Una vieja discusión con ropa nueva
La idea de tocar las monedas durmientes no es nueva. Cada cierto tiempo aparece alguien proponiendo lo mismo con distintos envoltorios: subastarlas, quemarlas, repartirlas o usarlas para financiar el desarrollo del propio Bitcoin. Lo que cambia ahora es el contexto. Con bitcoin cotizando en máximos históricos durante buena parte del último año y con una concentración creciente de la oferta en manos de fondos cotizados como los de BlackRock y Fidelity, el debate sobre quién controla qué parte del pastel ha vuelto al primer plano.
Aquí es donde la propuesta de eCash conecta con una conversación más amplia. Si se acepta que las monedas de Satoshi son, de facto, una reserva inactiva que distorsiona la oferta, ¿por qué no normalizar su existencia repartiéndolas? Y si no se acepta, ¿por qué dejar que un puñado de gestoras institucionales acumule porcentajes cada vez mayores sin debate?

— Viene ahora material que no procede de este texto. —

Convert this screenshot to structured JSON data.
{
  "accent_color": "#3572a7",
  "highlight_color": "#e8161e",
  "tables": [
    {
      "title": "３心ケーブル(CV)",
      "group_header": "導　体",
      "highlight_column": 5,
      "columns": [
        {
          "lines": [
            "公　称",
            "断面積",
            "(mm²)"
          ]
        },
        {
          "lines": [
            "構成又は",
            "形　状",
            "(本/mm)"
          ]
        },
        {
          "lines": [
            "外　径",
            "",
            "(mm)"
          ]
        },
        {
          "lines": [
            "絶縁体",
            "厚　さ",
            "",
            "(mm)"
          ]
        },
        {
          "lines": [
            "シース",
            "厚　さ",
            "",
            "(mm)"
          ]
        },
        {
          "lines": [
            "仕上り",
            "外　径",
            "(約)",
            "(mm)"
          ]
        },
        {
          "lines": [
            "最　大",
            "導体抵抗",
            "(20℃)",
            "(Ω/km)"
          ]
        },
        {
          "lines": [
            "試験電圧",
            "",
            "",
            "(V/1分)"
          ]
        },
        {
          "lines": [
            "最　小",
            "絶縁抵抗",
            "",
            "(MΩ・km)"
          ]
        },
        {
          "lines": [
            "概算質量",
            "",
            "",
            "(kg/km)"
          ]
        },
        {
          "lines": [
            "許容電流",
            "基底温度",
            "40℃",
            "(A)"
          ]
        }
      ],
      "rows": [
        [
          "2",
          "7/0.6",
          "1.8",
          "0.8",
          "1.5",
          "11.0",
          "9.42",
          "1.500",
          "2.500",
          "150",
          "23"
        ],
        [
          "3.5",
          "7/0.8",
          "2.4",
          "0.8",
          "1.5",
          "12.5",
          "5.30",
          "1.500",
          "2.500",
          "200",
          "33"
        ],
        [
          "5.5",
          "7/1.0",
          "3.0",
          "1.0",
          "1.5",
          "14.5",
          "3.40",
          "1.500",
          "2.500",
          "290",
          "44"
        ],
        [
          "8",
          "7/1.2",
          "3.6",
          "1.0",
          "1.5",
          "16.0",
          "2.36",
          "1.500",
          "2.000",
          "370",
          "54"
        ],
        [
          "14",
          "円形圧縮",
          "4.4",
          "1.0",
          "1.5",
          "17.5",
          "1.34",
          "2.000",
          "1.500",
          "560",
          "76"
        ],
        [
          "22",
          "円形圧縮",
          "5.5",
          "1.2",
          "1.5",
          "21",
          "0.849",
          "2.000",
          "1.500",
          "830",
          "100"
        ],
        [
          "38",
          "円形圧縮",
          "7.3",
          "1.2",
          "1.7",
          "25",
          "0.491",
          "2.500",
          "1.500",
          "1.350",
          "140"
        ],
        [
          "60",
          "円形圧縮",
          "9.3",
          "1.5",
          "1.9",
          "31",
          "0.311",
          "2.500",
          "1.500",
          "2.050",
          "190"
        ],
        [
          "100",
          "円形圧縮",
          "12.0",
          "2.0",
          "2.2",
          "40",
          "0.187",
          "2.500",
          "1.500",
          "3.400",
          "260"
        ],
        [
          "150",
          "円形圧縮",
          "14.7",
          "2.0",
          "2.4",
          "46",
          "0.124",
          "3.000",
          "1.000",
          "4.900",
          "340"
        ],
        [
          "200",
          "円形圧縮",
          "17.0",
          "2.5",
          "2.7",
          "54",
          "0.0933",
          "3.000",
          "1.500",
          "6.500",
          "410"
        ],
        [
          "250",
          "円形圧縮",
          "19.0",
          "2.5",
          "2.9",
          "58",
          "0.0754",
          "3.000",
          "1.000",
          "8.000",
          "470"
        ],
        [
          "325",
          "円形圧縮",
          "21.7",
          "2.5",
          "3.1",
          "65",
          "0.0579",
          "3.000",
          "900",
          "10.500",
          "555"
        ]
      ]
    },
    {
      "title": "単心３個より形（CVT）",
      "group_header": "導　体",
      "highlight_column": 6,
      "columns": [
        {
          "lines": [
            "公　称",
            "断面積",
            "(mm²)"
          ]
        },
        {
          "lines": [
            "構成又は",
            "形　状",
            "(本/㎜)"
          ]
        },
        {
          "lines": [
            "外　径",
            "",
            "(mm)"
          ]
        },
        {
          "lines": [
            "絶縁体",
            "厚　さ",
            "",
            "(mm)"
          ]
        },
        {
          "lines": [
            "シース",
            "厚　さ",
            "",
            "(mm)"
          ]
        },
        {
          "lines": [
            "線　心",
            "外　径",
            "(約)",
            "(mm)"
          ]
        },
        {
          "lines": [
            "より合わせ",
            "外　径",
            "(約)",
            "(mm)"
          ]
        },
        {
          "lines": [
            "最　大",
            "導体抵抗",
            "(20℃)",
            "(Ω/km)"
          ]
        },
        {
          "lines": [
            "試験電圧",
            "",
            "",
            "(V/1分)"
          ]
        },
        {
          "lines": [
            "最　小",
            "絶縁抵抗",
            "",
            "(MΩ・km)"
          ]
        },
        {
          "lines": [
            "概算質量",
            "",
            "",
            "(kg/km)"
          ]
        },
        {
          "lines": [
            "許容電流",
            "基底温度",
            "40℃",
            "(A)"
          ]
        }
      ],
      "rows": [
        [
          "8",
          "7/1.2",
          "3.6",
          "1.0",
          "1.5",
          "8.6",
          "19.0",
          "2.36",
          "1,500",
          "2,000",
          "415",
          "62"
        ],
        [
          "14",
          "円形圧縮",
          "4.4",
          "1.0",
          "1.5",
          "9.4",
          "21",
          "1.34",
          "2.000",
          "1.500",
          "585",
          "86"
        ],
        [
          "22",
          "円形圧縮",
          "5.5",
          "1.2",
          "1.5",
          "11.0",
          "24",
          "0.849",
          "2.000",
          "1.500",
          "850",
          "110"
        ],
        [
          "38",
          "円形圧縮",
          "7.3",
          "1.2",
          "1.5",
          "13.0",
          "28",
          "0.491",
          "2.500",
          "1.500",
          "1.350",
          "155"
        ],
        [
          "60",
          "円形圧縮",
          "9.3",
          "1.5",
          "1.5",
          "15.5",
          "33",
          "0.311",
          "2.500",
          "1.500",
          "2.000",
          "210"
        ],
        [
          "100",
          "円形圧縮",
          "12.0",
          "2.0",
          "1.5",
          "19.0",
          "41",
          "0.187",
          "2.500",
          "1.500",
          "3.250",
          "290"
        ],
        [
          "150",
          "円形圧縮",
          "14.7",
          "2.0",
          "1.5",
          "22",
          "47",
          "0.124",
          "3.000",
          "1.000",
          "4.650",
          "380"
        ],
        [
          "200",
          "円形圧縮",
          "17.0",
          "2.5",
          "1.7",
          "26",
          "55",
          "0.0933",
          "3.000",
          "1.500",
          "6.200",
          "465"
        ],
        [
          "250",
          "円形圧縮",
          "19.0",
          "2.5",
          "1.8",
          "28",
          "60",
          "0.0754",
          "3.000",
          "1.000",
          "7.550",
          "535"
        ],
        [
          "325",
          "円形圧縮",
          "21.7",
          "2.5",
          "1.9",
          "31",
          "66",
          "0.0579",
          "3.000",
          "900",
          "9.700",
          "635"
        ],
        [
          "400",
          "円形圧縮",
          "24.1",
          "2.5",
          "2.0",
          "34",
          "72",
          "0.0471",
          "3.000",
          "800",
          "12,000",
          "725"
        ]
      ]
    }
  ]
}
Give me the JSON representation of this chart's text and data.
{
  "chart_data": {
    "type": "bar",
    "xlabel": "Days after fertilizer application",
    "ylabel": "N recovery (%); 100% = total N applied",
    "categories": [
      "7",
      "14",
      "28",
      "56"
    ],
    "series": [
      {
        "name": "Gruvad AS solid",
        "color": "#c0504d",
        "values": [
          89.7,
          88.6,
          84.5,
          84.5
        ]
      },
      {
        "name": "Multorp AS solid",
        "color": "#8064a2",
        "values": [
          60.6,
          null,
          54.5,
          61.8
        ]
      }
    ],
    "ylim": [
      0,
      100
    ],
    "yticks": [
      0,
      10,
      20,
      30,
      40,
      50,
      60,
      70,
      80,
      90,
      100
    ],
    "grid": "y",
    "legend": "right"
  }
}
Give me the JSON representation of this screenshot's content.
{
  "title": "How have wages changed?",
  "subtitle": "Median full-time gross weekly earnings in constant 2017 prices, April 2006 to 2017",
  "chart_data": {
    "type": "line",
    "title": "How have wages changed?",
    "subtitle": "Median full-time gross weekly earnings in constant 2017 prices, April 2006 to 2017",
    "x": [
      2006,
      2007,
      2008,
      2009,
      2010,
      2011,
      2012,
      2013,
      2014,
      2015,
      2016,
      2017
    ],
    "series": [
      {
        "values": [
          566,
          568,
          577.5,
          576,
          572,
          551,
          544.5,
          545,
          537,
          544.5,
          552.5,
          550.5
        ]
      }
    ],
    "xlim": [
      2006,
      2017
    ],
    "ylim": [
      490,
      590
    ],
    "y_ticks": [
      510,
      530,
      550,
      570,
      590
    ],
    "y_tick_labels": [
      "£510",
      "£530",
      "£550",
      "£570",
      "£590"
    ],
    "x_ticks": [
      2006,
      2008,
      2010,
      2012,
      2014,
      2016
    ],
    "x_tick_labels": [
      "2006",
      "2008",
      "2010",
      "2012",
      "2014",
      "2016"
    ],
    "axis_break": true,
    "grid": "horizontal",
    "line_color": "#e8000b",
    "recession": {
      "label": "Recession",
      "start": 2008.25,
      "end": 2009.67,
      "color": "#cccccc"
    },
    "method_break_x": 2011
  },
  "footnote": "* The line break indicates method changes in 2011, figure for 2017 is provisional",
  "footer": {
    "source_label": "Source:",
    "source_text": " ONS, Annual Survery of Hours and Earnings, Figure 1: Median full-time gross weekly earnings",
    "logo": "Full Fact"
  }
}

Mi lectura, con prudencia: la propuesta tiene casi nulas opciones de prosperar como bifurcación dominante. La inercia de Bitcoin juega en contra de cualquier cambio que huela a redistribución, y la comunidad ha demostrado en cada ciclo que prefiere la rigidez de las reglas a la flexibilidad bienintencionada. Pero el debate sí tiene valor por lo que revela: una tensión real entre el ideal de propiedad inviolable y la incomodidad creciente con una oferta tan concentrada. Habrá que ver si el documento técnico llega a fase de implementación o se queda en provocación intelectual. Por el momento, ningún pool de minería relevante ha mostrado interés público en apoyarlo, y sin esa señal, ningún fork prospera.
La conversación, eso sí, ya está sobre la mesa. Y eso, en una red tan conservadora como Bitcoin, ya es noticia.